À ce jour, HashKey est la seule bourse de crypto-monnaie à Hong Kong à accepter les clients de détail, et il n’y en a qu’une seule autre (OSL) à avoir reçu une licence de l’autorité locale (Securities Futures Commission, SFC) pour pouvoir offrir des services de trading de actifs virtuels.

En d’autres termes, il s’agit en réalité d’une expérience sur laquelle pèsent de nombreuses attentes.

En réalité, les investisseurs particuliers chinois n’ont jamais vraiment arrêté de négocier des crypto-monnaies, sauf que jusqu’à présent, ils étaient obligés de le faire illégalement, en secret. Mais apparemment, ils devraient désormais pouvoir recommencer, même sous la lumière du soleil.

Il convient de noter qu’à ce stade, la loi locale interdit le commerce de pièces stables et de dérivés cryptographiques.

Le reste de la Chine

Cette histoire met en évidence à la fois le tournant dans l’approche chinoise des crypto-monnaies et la véritable ouverture qui s’opère depuis l’année dernière.
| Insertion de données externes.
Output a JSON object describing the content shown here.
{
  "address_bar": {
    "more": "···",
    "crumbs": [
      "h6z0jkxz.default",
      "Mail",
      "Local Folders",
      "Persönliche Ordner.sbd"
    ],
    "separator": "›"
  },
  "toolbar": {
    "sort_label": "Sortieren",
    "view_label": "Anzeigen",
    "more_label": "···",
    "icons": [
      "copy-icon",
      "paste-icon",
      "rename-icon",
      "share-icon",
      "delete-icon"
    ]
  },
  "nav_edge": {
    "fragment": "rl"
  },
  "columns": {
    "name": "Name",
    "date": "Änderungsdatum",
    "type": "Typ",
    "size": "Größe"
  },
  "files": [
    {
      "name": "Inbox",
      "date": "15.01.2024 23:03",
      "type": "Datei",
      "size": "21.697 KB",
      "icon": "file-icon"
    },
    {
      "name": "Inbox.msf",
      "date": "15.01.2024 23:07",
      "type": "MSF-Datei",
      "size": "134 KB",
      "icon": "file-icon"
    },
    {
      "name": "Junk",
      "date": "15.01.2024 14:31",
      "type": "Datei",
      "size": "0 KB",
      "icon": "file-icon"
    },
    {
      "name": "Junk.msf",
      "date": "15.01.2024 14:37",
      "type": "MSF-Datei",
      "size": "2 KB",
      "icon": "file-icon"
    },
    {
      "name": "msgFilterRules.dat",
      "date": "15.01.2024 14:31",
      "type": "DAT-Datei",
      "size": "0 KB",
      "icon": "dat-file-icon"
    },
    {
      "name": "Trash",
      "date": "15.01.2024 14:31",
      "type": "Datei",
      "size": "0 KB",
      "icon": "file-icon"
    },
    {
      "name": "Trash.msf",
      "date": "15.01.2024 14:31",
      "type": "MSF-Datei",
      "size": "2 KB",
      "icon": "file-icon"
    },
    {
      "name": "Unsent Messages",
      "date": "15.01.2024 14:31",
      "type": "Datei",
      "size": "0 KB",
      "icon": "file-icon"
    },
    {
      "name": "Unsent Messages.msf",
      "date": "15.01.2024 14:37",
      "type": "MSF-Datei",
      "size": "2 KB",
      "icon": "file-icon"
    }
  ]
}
En fait, après avoir reconnu que l’interdiction ne fonctionnait pas, la seule alternative semblait être d’investir d’énormes ressources pour lutter contre un phénomène qui de toute façon se propageait tellement, et à ce moment-là, il valait mieux l’accepter et l’incorporer. dans l’enceinte réglementaire.

Pour l’heure, d’un point de vue strictement technique, cette ouverture ne concerne pas l’ensemble de la Chine, mais seulement le tout petit territoire de Hong Kong. Il est cependant impensable que, si cette expérience réussit, l’ouverture ne soit pas également étendue au reste du territoire.

D’un autre côté, le véritable problème de l’interdiction qui ne peut être appliquée ne réside pas à Hong Kong, mais dans les régions les plus peuplées de tout le pays et dans celles où de grandes quantités d’électricité à faible coût sont disponibles pour l’exploitation minière.

Mais évidemment, si l’expérience s’avère problématique, il est légitime de s’attendre à un nouveau ralentissement.

Il ne faut cependant pas oublier que la Chine traverse une période difficile, d’un point de vue économique et financier, mise en évidence par la faillite colossale d’Evergrande. Dans une telle situation, il est plausible qu’ils souhaitent trouver de nouvelles sources de revenus, et le secteur de la cryptographie pourrait faire partie de la solution.